恋っていうか、変

泣き顔が印象的、最初はこんな感想だった。
胸がドキドキして、どうして泣いているのかひどく気になった。
どうしてコノ人は泣いているんだろう。悲しいんですか?どこか痛いんですか?
気が付けばその人の腕を引いていた。
どうして、

「初めまして 俺、「草間野分」って言います」

グイグイと引っ張って前田さん達の場所に連れて行く。
その人を前田さんたちに任せて少し離れた場所でロケットの打ち上げの準備をする。
ちらりと向こうの様子を窺うとアッチは既に酒盛り会場と化していた。
ビールってそんなにおいしいものかな?
前に『これも大人になる為の修行だ!』って飲まされたけど、苦いだけで俺は苦手だ。


日が暮れて前田さん達と別れてあの人を送るために後ろをついていく。
前田さん達はそれぞれタクシーを拾って帰ったけど、この人は歩いて帰るらしい。
そんなに飲んでないとはいえ、アルコール入ってるんだからさすがに一人で帰すのは心配。
というのは建前……いや、心配なのは本当だけど、けど本音はもっとこの人のことを知りたくなったから。
あと、このドキドキの原因が知りたかったから。
こんなこと人生で初めてで、自分でどうしたらいいのか分からなくて。
頭のいいT大生ならどうしてこんな気持ちになるのか俺に教えてくれるかもしれない、そう思った。

「断る カテキョなら他あたれ!」
「上條さんがいいです」

あなたに教えてほしい。
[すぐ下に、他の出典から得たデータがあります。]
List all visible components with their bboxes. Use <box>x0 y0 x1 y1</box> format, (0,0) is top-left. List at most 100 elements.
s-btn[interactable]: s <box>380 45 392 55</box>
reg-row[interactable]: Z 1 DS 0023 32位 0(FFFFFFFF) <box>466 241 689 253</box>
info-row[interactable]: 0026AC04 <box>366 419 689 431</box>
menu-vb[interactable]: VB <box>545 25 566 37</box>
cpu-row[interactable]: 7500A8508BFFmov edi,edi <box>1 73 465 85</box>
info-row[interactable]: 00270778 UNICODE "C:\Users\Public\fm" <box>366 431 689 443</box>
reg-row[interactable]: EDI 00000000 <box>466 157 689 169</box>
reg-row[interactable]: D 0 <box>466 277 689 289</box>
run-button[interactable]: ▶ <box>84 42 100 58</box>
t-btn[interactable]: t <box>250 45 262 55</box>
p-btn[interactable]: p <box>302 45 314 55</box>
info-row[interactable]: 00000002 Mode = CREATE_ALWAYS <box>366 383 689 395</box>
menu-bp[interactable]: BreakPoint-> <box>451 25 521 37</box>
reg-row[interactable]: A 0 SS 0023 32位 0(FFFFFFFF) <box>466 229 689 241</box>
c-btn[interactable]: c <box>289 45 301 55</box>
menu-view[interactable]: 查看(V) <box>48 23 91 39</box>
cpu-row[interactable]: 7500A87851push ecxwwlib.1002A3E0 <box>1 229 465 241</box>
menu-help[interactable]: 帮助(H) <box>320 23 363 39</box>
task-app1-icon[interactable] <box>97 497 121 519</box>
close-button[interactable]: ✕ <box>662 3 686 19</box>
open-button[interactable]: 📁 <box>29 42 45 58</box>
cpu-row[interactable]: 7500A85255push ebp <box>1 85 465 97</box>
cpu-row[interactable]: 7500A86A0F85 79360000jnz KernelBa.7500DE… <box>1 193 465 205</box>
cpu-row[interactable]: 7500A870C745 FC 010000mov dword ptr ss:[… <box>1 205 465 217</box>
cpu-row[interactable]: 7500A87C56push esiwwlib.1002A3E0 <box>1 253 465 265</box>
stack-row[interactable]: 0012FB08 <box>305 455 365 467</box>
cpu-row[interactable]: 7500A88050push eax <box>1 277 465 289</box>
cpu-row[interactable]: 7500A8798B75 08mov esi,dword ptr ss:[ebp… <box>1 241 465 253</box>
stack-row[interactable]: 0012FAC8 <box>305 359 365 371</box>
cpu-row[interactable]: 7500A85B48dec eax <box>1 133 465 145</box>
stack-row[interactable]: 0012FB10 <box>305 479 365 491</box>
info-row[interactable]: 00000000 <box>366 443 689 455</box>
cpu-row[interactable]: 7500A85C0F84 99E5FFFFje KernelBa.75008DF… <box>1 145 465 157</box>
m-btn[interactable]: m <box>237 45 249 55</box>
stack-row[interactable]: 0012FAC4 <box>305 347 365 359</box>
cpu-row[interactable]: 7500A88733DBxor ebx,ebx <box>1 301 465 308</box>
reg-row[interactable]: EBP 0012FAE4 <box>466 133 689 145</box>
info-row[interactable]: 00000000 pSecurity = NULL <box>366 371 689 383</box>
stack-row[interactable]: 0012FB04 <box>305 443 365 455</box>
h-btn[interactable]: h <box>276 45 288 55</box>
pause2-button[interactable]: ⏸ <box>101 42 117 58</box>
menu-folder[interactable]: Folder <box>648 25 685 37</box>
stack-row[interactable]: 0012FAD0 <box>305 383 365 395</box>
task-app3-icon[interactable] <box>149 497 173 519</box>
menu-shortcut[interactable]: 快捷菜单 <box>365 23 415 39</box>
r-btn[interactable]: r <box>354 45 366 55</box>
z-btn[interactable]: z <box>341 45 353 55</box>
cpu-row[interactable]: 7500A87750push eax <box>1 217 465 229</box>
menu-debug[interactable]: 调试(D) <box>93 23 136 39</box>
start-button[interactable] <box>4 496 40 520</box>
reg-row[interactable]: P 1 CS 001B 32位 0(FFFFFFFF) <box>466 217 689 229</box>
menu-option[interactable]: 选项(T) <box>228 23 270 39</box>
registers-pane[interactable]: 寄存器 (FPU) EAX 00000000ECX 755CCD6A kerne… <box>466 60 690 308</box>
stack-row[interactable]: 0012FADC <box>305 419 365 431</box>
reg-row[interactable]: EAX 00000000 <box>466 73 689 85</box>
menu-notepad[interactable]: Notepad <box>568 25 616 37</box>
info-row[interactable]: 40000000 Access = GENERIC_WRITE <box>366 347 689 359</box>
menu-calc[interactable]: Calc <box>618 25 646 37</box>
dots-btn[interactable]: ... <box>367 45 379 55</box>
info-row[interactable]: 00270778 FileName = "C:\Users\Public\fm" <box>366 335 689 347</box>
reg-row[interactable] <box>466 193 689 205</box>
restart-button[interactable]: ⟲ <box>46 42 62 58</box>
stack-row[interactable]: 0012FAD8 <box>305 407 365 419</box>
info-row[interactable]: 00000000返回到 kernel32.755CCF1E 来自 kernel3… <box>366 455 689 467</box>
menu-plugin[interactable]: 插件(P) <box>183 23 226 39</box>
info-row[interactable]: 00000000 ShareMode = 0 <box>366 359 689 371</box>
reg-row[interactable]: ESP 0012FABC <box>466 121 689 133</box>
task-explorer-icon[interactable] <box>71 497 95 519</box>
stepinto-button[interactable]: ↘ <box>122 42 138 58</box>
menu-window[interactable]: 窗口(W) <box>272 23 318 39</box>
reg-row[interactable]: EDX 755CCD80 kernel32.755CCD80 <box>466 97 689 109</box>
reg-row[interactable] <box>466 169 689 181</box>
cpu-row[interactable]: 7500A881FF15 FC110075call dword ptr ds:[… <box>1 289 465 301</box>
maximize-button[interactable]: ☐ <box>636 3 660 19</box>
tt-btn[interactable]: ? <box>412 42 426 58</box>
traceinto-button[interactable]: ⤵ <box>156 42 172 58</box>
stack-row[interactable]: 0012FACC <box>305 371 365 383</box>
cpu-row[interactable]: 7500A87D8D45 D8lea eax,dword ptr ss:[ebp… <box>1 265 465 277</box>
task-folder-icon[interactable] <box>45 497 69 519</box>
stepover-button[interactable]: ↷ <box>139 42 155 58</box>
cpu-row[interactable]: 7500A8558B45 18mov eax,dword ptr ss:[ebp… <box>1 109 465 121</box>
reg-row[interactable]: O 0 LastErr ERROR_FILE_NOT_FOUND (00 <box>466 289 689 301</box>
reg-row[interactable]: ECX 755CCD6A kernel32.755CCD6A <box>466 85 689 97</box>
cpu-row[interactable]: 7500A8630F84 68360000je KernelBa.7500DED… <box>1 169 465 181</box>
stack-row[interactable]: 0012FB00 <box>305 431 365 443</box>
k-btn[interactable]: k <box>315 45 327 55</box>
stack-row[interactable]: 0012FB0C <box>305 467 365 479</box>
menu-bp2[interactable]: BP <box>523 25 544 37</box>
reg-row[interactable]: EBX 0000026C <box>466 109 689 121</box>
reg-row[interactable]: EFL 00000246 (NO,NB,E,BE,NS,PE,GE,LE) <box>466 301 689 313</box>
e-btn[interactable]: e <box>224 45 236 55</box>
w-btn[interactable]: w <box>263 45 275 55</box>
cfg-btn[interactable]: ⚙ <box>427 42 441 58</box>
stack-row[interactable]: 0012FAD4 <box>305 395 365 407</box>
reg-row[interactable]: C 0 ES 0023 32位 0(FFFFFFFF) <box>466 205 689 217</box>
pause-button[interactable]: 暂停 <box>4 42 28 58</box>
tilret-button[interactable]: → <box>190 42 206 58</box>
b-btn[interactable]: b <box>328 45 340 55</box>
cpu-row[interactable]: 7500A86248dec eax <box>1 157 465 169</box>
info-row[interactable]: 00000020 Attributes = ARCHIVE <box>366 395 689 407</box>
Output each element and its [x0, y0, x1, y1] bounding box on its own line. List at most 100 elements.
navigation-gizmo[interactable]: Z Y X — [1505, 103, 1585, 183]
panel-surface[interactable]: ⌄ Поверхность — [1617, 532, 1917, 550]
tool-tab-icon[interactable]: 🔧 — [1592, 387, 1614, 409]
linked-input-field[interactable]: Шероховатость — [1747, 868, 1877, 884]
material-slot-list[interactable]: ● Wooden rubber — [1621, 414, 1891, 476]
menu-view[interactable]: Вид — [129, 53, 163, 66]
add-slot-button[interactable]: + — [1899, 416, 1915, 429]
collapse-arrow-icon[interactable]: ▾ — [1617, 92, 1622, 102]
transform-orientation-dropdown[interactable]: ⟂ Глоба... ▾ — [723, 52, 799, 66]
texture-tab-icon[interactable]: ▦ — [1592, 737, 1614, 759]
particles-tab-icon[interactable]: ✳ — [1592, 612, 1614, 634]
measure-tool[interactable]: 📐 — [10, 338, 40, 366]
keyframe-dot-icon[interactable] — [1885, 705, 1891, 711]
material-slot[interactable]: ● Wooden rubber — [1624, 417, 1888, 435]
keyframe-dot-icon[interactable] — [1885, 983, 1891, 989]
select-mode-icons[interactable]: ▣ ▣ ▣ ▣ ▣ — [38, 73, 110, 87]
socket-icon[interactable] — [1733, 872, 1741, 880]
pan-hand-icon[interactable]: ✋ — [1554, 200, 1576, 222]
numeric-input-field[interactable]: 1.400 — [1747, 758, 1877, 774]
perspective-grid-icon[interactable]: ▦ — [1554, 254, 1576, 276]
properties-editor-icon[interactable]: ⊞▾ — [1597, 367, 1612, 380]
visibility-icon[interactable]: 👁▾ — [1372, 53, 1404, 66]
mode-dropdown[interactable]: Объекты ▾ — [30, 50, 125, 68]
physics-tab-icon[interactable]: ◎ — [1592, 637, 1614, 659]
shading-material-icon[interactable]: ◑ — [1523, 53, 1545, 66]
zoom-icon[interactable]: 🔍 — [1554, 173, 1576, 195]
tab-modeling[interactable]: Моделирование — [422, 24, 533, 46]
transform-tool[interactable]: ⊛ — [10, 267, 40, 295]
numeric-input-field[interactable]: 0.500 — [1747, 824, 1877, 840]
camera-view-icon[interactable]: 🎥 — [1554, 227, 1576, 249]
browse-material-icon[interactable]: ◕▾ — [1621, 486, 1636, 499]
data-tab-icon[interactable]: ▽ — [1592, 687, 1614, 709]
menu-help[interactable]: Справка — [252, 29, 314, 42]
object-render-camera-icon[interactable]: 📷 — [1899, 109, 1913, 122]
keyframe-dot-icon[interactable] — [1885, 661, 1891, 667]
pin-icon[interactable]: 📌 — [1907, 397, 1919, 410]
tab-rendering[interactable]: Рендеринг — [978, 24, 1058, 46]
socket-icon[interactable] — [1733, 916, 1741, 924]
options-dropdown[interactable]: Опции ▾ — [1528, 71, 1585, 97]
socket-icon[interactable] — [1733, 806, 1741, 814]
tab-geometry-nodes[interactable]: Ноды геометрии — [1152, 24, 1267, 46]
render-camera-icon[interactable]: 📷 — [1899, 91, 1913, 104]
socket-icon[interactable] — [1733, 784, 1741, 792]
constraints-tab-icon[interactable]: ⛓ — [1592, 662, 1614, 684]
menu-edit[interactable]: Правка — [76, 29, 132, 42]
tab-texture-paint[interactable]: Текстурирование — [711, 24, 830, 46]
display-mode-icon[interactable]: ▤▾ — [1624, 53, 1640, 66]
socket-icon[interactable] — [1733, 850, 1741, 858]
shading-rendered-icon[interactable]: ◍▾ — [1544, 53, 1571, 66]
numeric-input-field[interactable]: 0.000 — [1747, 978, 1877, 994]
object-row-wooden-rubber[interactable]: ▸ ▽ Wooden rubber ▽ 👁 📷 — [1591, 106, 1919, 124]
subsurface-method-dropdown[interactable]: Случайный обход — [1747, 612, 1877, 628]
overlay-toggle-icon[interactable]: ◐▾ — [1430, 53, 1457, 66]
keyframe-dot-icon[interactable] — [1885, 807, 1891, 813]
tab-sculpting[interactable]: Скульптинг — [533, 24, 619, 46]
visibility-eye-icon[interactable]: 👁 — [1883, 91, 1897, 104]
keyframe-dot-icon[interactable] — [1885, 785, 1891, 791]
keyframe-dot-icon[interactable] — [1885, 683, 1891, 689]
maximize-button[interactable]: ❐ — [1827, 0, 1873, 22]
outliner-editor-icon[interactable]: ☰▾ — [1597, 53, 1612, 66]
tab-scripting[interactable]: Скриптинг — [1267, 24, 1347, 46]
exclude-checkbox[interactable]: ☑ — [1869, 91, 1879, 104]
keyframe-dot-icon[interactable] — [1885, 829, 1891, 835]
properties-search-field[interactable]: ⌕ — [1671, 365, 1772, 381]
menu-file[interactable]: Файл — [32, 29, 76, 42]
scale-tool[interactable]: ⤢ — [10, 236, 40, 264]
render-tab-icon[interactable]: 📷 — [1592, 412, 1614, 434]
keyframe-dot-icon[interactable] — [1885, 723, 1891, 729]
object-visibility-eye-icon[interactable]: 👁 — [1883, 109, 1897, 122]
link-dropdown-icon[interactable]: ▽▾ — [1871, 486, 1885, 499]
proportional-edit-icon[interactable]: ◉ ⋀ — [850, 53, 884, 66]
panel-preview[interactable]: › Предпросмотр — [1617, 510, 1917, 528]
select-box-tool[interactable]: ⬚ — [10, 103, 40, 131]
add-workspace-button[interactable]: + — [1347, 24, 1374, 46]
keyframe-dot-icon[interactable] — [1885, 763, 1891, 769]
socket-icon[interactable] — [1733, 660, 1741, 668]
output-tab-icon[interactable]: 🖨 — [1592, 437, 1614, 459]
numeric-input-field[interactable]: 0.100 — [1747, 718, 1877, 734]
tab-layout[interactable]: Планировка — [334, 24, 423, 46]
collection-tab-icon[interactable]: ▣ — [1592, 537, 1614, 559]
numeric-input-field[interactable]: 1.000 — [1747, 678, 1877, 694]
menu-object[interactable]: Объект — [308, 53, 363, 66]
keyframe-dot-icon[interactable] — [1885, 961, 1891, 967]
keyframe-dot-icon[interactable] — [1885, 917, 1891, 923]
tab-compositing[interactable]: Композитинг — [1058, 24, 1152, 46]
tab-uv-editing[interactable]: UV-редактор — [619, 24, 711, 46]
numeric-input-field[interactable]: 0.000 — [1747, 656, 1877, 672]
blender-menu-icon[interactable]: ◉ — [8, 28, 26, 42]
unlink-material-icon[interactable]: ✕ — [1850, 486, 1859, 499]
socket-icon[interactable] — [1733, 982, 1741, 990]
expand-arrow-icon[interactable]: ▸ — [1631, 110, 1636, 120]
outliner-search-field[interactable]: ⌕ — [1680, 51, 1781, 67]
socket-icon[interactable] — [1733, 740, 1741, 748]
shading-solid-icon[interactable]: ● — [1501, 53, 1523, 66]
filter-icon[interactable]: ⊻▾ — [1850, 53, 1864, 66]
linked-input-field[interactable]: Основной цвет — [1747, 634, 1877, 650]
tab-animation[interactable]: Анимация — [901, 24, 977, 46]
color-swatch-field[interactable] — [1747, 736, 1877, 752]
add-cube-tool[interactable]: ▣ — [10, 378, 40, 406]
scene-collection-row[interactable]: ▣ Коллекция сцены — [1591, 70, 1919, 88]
この気持ちの名前を。
ドキドキとうるさいこの胸はどうすれば治まるんだろう。
ほら、こうやって腕を取るだけでもっと酷くなる。こんな苦しいのは初めてだ。
 
バタンと思いっきり閉められた扉を前にしょんぼりと項垂れると鍵が差しっぱなしにしてあるのが見えた。
いくらなんでも迂闊すぎます、上條さん。それとも遠まわしに「来てもいいよ」ってことですか?
鍵をそっと抜いてポケットにしまいこんだ。さて、どうしよう。
とりあえず二日酔いに効くしじみの味噌汁でも作りに行ってみようか。たぶん叩き出されるけど。